Moving on, Friday morning I received a flash notice on my iPhone that the Supreme Court had confirmed its expected ruling on Roe v Wade. This is just another example of a court that marches (or goose steps) to a different drummer. Different, that is, from 2/3 of America.
Ruth Marcus wrote in the Washington Post that,
“Will [the court] stop at abortion? The majority forswears any interest in going after other rights similarly grounded in the right to privacy. ‘Nothing in this opinion should be understood to cast doubt on precedents that do not concern abortion,’ it insists, arguing that abortion presents a distinct case because of the ‘destruction’ of ‘potential life.’

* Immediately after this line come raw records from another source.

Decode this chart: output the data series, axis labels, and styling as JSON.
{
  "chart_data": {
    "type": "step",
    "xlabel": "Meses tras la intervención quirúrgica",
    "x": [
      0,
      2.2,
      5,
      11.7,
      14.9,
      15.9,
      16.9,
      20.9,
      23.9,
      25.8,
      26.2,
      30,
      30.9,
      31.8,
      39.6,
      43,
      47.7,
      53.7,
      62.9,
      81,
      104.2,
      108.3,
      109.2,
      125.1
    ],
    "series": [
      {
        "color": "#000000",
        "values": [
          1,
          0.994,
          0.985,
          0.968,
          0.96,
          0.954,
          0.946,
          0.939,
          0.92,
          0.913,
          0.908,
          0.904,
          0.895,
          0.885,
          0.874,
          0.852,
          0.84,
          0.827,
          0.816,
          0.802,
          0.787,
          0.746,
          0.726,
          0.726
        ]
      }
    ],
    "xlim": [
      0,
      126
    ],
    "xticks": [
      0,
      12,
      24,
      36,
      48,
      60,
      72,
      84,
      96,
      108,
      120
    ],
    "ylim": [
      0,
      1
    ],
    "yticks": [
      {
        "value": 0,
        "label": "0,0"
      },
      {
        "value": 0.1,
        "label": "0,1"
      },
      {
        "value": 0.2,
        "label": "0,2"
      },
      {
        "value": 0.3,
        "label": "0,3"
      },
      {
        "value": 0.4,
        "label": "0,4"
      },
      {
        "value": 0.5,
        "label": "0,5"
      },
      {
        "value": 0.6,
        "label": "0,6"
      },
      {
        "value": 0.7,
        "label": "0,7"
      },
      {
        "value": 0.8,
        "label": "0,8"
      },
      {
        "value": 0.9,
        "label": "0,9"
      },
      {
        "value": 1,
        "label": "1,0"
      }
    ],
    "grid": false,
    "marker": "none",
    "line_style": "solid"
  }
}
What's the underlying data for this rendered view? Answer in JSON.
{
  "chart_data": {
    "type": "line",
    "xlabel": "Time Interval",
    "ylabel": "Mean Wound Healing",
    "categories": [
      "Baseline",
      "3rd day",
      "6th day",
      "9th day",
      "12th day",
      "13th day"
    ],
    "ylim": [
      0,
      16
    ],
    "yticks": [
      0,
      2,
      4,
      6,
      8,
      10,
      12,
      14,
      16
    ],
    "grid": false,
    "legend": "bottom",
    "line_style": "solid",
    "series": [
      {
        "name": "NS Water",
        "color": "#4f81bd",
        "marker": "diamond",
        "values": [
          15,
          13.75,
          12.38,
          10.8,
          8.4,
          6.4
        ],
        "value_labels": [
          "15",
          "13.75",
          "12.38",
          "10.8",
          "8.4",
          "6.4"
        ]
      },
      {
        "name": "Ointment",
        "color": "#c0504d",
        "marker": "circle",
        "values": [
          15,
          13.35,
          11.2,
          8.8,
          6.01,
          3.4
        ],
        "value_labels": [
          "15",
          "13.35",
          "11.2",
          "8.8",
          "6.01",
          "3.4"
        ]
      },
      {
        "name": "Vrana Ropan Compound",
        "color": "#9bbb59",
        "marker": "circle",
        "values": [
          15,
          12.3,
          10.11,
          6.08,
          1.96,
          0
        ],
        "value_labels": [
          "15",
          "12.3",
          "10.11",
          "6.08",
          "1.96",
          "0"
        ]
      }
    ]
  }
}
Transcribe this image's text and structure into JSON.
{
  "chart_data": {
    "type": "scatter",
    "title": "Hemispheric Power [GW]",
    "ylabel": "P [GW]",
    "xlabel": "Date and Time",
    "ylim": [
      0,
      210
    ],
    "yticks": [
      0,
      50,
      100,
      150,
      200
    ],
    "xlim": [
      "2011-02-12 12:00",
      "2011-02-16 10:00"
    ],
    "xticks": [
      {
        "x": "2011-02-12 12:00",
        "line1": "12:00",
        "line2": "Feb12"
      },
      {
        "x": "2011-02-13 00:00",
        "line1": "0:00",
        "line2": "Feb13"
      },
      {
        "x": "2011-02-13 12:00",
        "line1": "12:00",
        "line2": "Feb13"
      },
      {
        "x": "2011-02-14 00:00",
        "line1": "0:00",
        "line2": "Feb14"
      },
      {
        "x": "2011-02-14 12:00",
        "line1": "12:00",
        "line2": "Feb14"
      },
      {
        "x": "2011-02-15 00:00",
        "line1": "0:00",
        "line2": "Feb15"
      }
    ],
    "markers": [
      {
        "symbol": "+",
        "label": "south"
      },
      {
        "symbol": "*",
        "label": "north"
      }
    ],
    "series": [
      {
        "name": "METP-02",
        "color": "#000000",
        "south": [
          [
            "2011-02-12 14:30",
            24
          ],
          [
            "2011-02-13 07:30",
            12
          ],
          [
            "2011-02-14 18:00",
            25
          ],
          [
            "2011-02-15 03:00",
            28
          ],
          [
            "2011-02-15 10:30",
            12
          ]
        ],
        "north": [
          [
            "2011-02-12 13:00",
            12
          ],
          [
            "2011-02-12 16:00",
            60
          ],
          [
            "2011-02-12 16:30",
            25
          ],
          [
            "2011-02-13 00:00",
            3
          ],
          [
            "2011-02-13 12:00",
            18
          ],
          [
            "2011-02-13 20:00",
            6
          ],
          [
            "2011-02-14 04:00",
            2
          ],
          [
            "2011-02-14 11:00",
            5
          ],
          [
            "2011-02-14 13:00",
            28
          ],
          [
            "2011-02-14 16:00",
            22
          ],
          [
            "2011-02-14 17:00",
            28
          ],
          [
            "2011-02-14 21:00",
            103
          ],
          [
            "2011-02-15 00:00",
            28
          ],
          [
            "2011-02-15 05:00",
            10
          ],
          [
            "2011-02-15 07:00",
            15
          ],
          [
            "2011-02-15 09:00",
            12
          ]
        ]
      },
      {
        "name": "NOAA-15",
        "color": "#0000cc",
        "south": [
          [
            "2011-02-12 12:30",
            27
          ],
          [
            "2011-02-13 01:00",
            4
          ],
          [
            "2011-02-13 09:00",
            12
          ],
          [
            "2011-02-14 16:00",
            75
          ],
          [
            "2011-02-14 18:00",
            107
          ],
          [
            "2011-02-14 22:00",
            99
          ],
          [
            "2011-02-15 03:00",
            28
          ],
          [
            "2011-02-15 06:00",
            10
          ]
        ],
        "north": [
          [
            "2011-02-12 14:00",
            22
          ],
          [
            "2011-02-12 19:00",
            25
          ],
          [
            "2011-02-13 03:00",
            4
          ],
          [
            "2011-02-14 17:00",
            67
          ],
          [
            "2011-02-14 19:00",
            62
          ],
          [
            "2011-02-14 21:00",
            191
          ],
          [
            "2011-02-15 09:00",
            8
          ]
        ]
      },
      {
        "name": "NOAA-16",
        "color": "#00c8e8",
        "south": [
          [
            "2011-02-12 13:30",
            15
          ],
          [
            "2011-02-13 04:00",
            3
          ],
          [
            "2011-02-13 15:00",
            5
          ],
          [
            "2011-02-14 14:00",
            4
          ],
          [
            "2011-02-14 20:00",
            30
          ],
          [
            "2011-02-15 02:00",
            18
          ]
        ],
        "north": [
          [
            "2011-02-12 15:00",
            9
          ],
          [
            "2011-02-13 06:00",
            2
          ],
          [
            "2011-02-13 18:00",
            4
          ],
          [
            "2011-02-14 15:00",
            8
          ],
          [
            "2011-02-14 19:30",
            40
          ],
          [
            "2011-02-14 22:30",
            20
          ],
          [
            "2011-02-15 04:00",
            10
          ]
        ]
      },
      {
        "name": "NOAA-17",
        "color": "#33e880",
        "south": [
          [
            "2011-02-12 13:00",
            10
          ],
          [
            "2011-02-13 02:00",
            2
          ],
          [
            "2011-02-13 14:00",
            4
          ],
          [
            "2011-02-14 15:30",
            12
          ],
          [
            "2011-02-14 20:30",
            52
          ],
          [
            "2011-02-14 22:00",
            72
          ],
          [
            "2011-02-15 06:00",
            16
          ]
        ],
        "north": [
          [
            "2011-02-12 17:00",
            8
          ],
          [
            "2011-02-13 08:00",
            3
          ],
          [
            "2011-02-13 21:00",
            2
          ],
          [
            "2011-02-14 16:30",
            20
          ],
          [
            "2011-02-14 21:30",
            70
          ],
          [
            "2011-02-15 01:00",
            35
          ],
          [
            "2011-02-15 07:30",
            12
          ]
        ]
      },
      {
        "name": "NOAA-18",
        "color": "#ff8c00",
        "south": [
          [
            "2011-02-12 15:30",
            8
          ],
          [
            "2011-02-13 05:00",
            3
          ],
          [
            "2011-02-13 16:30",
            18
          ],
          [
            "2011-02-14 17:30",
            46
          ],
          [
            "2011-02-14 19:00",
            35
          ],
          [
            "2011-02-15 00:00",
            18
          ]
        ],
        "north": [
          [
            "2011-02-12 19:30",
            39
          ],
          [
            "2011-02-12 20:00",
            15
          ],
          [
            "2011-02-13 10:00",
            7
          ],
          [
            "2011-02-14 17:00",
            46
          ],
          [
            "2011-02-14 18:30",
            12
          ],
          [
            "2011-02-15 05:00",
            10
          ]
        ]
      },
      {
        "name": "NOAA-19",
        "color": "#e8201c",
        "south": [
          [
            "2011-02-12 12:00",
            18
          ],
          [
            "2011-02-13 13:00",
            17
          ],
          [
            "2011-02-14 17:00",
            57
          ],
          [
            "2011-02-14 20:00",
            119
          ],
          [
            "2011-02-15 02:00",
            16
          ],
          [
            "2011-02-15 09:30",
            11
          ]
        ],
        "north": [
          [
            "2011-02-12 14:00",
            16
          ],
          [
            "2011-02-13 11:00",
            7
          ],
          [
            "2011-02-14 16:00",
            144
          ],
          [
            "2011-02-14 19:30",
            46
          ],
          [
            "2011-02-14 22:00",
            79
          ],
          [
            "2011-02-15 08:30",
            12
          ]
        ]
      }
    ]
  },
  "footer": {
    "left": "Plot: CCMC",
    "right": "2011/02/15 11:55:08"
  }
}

This would be more convincing if [Justice Samuel] Alito, the author of the opinion, hadn’t joined [Justice Clarence] Thomas in a statement just two years ago lamenting that the same-sex marriage ruling, Obergefell v. Hodges, had supplanted states’ ability to address the issue, much as he says about abortion. And the court’s insistence that the Constitution only protects rights that are ‘deeply rooted in history’ would apply with equal force to contraception or same-sex marriage. “Either the mass of the majority’s opinion is hypocrisy or additional constitutional rights are under threat,” the dissent says. ‘It is one or the other.’”
If you are a woman in America, pay attention. If you are a man in America, pay attention. This is not the end of the line, but rather, the beginning of an agenda.
In “Obergefell v. Hodges”, the Supreme Court ruled that “the fundamental right to marry is guaranteed to same-sex couples by both the Due Process Clause and the Equal Protection Clause of the Fourteenth Amendment to the United States Constitution. The ruling was 5-4. A close ruling, to be sure, but it ruled that same-sex couples could not be prohibited from marrying anywhere in the United States. Prior to this ruling, and like abortion now, the marriage of same sex couples were a state-to-state decision.
Throughout American history (and well into the twentieth century) interracial marriages were prohibited by law in much of the United States. In fact, 31 states prohibited interracial marriages. But the U.S. was not alone. Similar bans had been enacted by Nazi Germany and apartheid-era South Africa. It was the Earl Warren Court which, in 1967 (in the case “Loving v. Virginia,”) determined that race-based restrictions on marriages violated the U. S. Constitution’s Equal Protection Clause.
As I said, we must pay attention. These are not errant pitches in a teenager’s softball game. This is real. And Clarence, Sam, Brett and Amy are just getting started. Did I mention how happy I am that I live in California?